Learning all of Wikipedia
In September 2020, Meta released an AI model that integrates information retrieval and verification. Since then, the company has been working on training neural networks to learn more nuanced representations of language so that they can find relevant source material in a pool of data the size of the internet.
Using natural language understanding (NLU) techniques, the system estimates the likelihood that a claim can be inferred from a source. To determine whether one statement supports or contradicts another, the models create and compare mathematical representations of the meanings of entire statements during a search.

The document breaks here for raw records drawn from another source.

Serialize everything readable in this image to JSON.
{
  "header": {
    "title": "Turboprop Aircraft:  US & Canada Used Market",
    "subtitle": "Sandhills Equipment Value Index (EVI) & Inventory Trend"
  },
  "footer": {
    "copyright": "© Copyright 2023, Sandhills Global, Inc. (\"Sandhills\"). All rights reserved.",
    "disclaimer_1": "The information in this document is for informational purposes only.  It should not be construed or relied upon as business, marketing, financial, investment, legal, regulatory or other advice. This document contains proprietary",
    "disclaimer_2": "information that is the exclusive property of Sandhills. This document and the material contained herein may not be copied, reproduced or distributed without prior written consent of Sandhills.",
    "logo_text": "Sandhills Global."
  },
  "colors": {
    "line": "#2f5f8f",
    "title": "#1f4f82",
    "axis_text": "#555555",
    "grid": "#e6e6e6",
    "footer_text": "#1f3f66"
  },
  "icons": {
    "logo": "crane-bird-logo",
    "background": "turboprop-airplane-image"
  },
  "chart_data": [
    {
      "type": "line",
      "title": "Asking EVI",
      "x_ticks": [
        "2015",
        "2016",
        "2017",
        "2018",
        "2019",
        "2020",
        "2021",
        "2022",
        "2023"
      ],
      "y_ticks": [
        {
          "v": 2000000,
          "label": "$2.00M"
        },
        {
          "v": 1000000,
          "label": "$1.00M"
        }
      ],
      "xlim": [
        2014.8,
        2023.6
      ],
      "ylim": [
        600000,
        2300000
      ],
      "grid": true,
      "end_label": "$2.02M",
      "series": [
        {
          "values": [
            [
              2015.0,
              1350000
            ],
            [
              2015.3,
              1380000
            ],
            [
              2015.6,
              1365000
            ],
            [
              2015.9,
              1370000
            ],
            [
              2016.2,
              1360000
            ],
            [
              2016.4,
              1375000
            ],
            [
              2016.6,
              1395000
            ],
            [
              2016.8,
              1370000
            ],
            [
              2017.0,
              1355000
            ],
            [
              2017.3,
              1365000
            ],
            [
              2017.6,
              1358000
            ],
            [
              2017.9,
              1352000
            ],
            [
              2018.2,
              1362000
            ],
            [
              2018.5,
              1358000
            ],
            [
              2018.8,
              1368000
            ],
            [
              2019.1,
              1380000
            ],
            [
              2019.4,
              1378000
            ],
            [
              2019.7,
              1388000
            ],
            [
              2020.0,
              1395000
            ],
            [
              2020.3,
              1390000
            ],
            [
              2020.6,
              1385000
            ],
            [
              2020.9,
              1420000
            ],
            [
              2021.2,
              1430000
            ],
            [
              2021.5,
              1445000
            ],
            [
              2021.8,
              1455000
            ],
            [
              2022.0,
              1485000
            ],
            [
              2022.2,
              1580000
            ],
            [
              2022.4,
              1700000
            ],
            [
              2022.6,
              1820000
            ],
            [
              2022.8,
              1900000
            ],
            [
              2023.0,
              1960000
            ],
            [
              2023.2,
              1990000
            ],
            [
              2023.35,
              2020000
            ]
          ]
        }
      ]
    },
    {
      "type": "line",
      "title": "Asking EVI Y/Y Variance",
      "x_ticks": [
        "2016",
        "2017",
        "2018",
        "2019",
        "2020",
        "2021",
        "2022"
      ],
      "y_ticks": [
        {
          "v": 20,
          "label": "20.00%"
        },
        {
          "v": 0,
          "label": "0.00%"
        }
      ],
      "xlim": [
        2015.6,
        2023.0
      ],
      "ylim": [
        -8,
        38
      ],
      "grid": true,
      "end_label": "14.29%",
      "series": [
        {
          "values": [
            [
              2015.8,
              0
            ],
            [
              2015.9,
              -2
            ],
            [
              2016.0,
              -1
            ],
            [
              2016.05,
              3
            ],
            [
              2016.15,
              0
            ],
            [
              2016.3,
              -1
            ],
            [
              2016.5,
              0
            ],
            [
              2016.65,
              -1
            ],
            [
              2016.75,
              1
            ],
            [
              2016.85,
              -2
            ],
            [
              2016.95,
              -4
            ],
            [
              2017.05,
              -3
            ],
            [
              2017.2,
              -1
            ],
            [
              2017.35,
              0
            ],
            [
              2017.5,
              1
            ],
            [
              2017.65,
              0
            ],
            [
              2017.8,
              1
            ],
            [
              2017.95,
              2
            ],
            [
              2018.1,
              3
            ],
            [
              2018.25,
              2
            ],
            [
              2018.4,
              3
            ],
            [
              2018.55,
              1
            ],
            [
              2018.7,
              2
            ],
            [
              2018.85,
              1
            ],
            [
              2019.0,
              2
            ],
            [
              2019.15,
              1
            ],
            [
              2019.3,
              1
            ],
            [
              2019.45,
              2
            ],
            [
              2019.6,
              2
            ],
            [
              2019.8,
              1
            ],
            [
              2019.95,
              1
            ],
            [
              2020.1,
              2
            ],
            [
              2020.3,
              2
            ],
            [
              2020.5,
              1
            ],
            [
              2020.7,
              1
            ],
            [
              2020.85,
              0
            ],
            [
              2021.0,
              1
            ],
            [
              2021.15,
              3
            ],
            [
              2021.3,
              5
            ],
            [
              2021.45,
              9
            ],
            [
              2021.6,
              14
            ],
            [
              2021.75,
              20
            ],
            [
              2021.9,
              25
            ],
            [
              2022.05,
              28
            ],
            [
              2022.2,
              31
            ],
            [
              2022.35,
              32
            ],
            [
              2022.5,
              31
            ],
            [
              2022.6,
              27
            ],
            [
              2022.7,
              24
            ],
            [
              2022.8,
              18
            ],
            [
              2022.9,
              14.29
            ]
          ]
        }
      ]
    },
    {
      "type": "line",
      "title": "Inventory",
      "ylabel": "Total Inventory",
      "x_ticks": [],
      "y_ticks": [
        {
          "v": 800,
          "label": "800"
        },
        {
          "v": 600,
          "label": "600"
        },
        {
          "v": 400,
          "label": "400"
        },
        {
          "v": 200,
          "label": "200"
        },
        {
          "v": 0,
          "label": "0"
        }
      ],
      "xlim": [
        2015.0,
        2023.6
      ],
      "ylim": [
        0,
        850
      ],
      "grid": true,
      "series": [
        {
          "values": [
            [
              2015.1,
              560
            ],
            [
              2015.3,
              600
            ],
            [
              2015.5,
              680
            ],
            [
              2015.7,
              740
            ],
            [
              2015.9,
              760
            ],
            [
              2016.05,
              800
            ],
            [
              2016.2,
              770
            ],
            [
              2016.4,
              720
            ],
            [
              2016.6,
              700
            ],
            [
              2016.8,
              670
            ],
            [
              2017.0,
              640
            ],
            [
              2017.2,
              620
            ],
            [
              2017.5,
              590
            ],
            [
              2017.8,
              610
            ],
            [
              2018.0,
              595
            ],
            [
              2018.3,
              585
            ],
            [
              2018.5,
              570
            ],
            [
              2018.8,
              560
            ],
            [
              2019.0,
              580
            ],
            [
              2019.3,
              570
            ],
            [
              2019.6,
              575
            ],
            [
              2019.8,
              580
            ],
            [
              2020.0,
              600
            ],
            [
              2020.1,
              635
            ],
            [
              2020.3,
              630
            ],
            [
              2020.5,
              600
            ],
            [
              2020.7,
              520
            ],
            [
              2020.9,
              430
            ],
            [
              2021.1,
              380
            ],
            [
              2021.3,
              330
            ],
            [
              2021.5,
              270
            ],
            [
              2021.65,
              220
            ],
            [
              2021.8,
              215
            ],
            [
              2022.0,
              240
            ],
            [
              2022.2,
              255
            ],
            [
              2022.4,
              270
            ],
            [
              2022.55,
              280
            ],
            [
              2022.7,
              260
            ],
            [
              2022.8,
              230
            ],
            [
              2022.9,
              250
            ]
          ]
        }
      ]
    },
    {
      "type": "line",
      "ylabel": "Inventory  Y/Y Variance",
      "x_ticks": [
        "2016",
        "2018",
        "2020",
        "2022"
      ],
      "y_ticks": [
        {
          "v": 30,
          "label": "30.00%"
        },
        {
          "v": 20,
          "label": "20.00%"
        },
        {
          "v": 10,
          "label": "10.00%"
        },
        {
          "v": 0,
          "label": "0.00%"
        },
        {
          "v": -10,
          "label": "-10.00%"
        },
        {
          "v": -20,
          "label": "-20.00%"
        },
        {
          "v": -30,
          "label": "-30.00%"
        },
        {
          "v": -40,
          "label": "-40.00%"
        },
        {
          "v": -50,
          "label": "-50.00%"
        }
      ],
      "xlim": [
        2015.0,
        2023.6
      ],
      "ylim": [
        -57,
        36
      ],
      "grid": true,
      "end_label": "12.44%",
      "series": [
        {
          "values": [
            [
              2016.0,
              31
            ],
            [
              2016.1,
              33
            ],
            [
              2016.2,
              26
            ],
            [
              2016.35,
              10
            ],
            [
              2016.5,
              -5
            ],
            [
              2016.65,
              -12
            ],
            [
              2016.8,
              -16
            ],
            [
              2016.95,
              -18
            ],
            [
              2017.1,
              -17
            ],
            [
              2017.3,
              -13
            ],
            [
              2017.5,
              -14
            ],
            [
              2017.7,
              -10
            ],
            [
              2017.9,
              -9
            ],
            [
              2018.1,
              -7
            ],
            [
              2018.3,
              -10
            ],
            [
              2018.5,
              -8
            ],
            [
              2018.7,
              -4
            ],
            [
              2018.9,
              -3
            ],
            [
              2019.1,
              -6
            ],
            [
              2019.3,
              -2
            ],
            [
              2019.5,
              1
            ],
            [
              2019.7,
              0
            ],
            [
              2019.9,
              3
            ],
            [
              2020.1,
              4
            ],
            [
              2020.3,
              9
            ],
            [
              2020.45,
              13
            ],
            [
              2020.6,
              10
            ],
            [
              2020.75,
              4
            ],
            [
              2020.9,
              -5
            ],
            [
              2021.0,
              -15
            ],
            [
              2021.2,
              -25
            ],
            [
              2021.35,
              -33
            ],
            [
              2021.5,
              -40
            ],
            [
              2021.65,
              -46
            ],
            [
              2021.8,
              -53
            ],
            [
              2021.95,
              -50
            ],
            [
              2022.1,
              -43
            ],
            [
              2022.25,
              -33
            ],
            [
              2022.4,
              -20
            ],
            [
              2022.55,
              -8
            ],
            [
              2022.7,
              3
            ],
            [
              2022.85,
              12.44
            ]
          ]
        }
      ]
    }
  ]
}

The new dataset of 134 million web pages serves as one of the system’s main components: Sphere, an open-sourced web-scale retrieval library. Meta has fed the algorithms 4 million Wikipedia claims, teaching them to point out a single source from a vast pool of web pages to validate each statement. Because webpages can contain long stretches of text, the models evaluate content in chunks and take only the most relevant passage into account when deciding whether to recommend a URL. These prebuilt indices, which catalogue 40 times more content than other Wikipedia indices, will be included with Sphere.
The indices route potential sources through an evidence-ranking model that compares the new text to the original citation. The model ranks the cited source and the retrieved alternatives based on the likelihood that they support the claim using fine-grained language comprehension. In the real world, the model will recommend the most relevant URLs as prospective citations for a human editor to review and approve.
Making sense of the real world
Meta’s ultimate goal is to create a platform that will assist Wikipedia editors in systematically identifying citation issues and quickly fixing the citation or correcting the content of the corresponding article at scale.
This model could also guide the way to better results on many other tasks, such as classic natural language inference, retrieval in question-answering systems, and few-shot learning.